Pour la première fois de l’histoire de la Coupe du monde, l’Australie est éliminée dès la phase de poules. Quel est votre état d’esprit ?

Nous ne sommes plus l’un des plus grands pays du monde. On aurait dû gagner par soixante-dix points contre la Géorgie et le Portugal. Les joueurs ont attendu toute la semaine avec cet infime espoir de se qualifier... Cela aurait été tellement plus simple si l’ancien système avec les victoires à deux points était encore en place (rires). Il n’y avait pas ces cas avec des bonus défensifs ou offensifs et c’était peut-être plus clair. Mais cette équipe australienne a certaines similitudes avec l’équipe de France de 2007.

Lesquelles ?

Il y a beaucoup de jeunes joueurs. Aujourd’hui, notre buteur a 23 ans alors que le pays de Galles a trois buteurs de classe mondiale (Biggar, Anscombe, Halfpenny). Et on a bien vu que notre ouvreur n’était pas assez expérimenté mais ce n’est pas de sa faute. Le XV de France du Mondial 2007 était également assez jeune, et je me rappelle qu’ils avaient subi une grosse pression en ouverture de la compétition. Lors du premier match contre l’Argentine, j'étais consultant pour la télévision. Bernard Laporte avait choisi d’isoler ses joueurs pour les protéger du bruit et de la ferveur. Mais au final quand ils sont rentrés sur la pelouse, Agustin Pichot rigolait en disant que c’était déjà fini parce qu’ils voyaient les Français liquéfiés par la pression du stade de France. Cela prouve que vous devez comprendre l’engouement d’une Coupe du monde. En 2023, l’Australie a elle aussi subi la pression à mon sens. En 1991 nous étions dans un hôtel situé dans une des rues les plus bruyantes de Dublin, on était constamment avec la foule. C’est une Coupe du monde ce n’est pas n’importe quelle compétition.

Quel regard avez-vous sur le XV de France ?

La France revient à ce qui a fait leur force dans les années 1980, à savoir le jeu d’évitement et le fameux french flair, avec un sélectionneur qui était un grand demi de mêlée.C’est notable ! Il y a peu de sélectionneurs qui jouaient derrière, beaucoup ont fait carrière devant. Ils ont donc un bagage plus porté sur l'affrontement que sur l’espace. Et la France a réussi ce retour vers le jeu que produisait Serge Blanco, Denis Charvet, Jean-Baptiste Lafond etc.

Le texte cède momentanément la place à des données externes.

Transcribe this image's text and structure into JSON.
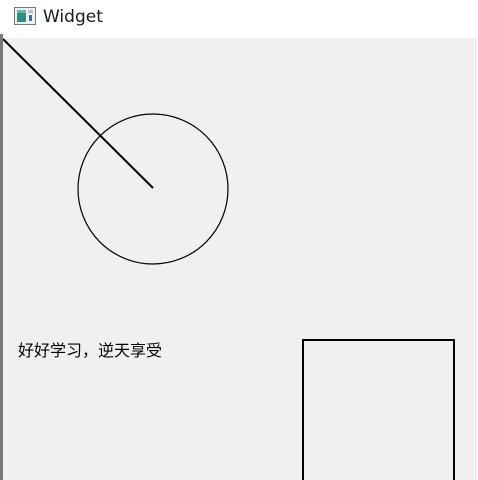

Plus globalement, que ressentez-vous en voyant les performances de l’Australie ?

Il y a beaucoup d’émotions. De la frustration, de la tristesse… C’est dur parce qu’Eddie Jones est un grand entraîneur mais je trouve cela étrange de l'avoir intronisé sept mois avant un Mondial. Toutes les autres équipes se préparent correctement depuis quatre ans, y compris les nations qui ne sont pas favorites comme le Portugal par exemple.. En tant qu’ex international je suis triste pour les joueurs. Vraiment. On parle de cela avec mon fils et j’ai de la peine pour lui quand il voit cette équipe par rapport aux succès que nous avons pu avoir dans les années 1990.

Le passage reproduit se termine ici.